Mexico is an amazing place, stricken with sour politics, but it has a momentum and an energy that is unmatched from what I’ve felt in the States. There is a sense of optimism and confidence amongst the people. While Mexico is far from third world, it is still developing and there is a sharp contrast between poverty and affluence here. However many Mexicans aren’t searching for the materialistic satisfactions that Americans desperately crave. For a majority of Mexicans, the ultimate goal here is family, justice, and education. They are confident in their likes/dislikes; tortillas will accompany most meals, and that included Chinese. I’m excited to take what I have learned here and apply it to my outlook on life and goals for the future.
The Mayans said my spirit animal was a snail. This must be looking at the bigger picture, because my immediate animal speaks true to my Capricorn goat-ness: I tend to ram my head against the wall a couple times before I get it right. However, I do see myself making progress, slowly but surely; just please don’t sprinkle salt on me before I reach the finish line.
Diamonds are forever.
This city is a beast, but it’s the most multi-faceted animal you’ll ever encounter. Streets are lined with vendors selling everything from tarot card readings, milkshakes in bags, vintage books, crafts, and of course, tacos.
Today I hit up dos mercados. I think I could die grocery shopping, it is. hands down, my favorite pastime. The first mercado was in my neighborhood. I wandered the streets of Barrio Chino which bleeds into Centro Historico. Along the way i stopped for a coffee and then found this GIANT panaderia.
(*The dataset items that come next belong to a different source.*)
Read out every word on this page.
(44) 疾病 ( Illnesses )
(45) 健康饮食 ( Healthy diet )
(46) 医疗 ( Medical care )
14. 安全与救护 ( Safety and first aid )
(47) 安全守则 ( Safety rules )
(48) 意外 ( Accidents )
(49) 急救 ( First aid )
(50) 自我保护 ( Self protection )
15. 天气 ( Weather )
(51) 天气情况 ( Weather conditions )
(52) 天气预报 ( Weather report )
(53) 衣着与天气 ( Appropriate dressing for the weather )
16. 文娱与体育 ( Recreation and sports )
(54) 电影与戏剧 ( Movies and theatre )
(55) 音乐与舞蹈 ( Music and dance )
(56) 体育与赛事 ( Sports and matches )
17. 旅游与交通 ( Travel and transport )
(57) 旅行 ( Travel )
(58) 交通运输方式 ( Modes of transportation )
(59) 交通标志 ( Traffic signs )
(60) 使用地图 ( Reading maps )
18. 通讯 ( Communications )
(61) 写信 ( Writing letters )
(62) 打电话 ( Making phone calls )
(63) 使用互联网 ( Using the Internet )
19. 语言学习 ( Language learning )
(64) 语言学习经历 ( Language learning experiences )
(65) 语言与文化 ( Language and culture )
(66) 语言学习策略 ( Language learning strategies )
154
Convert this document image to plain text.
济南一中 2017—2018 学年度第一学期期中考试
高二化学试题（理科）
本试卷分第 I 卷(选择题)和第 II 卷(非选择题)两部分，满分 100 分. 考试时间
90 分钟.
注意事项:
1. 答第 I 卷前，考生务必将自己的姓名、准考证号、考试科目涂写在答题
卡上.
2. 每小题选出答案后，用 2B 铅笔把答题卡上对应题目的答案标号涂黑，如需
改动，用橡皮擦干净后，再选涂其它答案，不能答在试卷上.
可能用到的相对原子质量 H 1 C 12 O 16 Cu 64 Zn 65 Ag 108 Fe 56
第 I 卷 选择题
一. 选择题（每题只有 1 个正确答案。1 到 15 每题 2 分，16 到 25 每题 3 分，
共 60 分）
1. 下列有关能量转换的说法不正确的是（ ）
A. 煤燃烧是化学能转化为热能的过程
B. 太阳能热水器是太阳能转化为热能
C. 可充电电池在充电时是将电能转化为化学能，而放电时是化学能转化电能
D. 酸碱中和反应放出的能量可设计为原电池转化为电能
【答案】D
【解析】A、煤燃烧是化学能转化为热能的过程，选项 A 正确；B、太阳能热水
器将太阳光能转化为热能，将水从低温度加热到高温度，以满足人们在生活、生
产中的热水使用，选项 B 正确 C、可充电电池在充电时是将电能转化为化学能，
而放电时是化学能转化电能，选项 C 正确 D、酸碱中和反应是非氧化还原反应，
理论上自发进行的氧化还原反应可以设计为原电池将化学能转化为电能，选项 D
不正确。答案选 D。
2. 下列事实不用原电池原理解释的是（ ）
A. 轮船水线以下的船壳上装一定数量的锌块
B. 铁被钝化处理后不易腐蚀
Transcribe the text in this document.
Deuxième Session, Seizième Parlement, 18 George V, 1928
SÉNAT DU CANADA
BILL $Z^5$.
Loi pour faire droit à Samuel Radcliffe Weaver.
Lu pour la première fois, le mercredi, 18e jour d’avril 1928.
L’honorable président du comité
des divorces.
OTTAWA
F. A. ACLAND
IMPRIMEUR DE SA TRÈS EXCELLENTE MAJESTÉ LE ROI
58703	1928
I spent about 45 minutes just looking at all the pastries, a majority had just come out the oven; that freshly baked bread smell is such a panty dropper.
I was told to check out Mercado Jamaica; a combo of food and flores. I have never seen so many flowers!!! Arrangements with roses in the shape of crosses and some that looked like dogs, there was even a **GASP** hello kitty shaped arrangement; Mexicans are so freakin talented!
I continued to buy flowers and verduras. Just to put how rad this place is into perspective: six dozen roses were goin for $50 pesos. FIFTY FUCKING PESOS! If my man didnt buy me flowers from here every week he’d be 86d! Squash, queso, dos rabanos gigantes for un peso. Then I had to buy some Huitlacoche. Can’t find that shit in the Bay. Throw in a star fruit, a prickly pear, and one mamey. On my way out I stopped for a blue maiz treat; it was kind of like a huarache: filled with black beans and topped with salsa verde, roasted nopales, and cotija.
i ran a train through that market and could’ve spend hours there if i had gotten there earlier. Man am I exhausted! So far, Mexico City has proven to be muy deliciosa.